Methods: One hundred eighty male SD rats were randomly divided into 3 groups (normal control [NC], CIH, and CIH + Ad groups), with 60 rats in each group observed for 5 weeks. Comparisons of serum Ad levels, mitochondrial structure and function, mitophagy, and cell apoptosis in the genioglossus were made at different time points.
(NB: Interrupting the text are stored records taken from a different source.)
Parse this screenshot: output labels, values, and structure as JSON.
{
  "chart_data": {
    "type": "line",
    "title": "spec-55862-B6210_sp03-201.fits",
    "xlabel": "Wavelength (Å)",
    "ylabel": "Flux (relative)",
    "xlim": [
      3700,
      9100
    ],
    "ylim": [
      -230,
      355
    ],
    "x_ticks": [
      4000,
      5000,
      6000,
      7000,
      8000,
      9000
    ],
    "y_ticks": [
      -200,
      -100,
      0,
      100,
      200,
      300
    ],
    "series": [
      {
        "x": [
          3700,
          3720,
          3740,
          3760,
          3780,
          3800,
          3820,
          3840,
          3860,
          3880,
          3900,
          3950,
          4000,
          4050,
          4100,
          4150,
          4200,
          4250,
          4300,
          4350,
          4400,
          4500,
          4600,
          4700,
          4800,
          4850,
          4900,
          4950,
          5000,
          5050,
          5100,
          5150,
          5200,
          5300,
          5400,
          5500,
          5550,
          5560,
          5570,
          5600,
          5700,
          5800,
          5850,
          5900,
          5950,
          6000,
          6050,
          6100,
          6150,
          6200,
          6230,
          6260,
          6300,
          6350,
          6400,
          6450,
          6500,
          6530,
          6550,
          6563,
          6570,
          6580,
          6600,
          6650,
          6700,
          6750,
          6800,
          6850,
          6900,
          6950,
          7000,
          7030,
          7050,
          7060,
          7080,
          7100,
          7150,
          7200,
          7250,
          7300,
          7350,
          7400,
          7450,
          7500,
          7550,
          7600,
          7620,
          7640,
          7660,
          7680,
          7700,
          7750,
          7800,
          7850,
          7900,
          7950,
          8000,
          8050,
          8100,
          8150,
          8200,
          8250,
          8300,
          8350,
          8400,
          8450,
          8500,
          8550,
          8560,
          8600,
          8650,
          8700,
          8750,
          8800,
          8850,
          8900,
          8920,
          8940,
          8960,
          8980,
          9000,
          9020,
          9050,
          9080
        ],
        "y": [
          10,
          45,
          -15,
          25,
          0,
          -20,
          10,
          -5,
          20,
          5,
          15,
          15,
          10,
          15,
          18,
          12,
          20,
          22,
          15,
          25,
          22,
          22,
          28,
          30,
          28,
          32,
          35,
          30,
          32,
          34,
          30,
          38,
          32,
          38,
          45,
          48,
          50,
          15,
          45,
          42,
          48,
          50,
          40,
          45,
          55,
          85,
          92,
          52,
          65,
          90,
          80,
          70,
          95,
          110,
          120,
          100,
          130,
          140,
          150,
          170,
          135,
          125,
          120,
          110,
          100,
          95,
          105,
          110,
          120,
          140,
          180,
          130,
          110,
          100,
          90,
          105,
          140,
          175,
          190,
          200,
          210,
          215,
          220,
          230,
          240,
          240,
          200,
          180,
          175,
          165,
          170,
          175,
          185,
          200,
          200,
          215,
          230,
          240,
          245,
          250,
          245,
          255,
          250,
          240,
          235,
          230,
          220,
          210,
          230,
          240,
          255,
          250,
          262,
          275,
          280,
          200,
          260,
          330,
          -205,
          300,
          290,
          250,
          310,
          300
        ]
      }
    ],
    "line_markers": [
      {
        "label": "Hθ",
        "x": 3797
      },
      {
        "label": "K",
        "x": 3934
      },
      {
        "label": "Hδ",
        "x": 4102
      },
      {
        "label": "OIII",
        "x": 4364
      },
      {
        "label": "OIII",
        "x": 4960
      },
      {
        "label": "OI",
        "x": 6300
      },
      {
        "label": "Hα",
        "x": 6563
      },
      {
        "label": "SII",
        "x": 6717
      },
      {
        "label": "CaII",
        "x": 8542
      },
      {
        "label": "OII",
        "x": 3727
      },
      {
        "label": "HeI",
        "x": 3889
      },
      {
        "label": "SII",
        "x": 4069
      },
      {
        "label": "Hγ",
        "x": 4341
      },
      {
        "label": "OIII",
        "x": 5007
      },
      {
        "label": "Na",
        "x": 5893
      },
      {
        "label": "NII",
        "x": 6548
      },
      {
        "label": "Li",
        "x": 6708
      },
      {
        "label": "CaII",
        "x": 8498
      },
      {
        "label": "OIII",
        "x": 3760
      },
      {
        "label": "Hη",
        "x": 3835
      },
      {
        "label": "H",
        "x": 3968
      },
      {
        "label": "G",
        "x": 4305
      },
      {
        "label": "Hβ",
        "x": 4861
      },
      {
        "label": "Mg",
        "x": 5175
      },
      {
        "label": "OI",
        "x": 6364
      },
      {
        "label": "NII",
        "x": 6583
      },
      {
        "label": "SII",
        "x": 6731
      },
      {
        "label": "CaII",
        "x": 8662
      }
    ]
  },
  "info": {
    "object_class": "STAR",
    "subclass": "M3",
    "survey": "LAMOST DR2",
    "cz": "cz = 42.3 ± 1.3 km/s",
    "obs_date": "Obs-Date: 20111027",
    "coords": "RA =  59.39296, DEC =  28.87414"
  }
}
Results: (1) The CIH group was significantly different from the NC group as follows: During the first 3 weeks, serum Ad levels, the reactive oxygen species (ROS), relative proteins and mRNA of mitophagy, autophagy biomarker LC3-II, and autophagosomes increased, while during the last 2 weeks, most parameters decreased. (2) There was no difference among the 3 groups in mitochondrial structure and function-associated mRNA during the first 3 weeks, while damaged mitochondrial structures were growing during the last 2 weeks. Exacerbation of apoptosis was also detected in the last 2 weeks. (3) All of the damage was partially alleviated in the CIH + Ad group in contrast to CIH group at the end of this study.
Conclusion: Disturbances of genioglossal mitophagy could be related to damaged mitochondrial structure and function induced by CIH, which could be alleviated by supplementation of exogenous Ad via increasing mitophagy.
Keywords: Adiponectin; Apoptosis; Chronic intermittent hypoxia; Genioglossus; Mitophagy.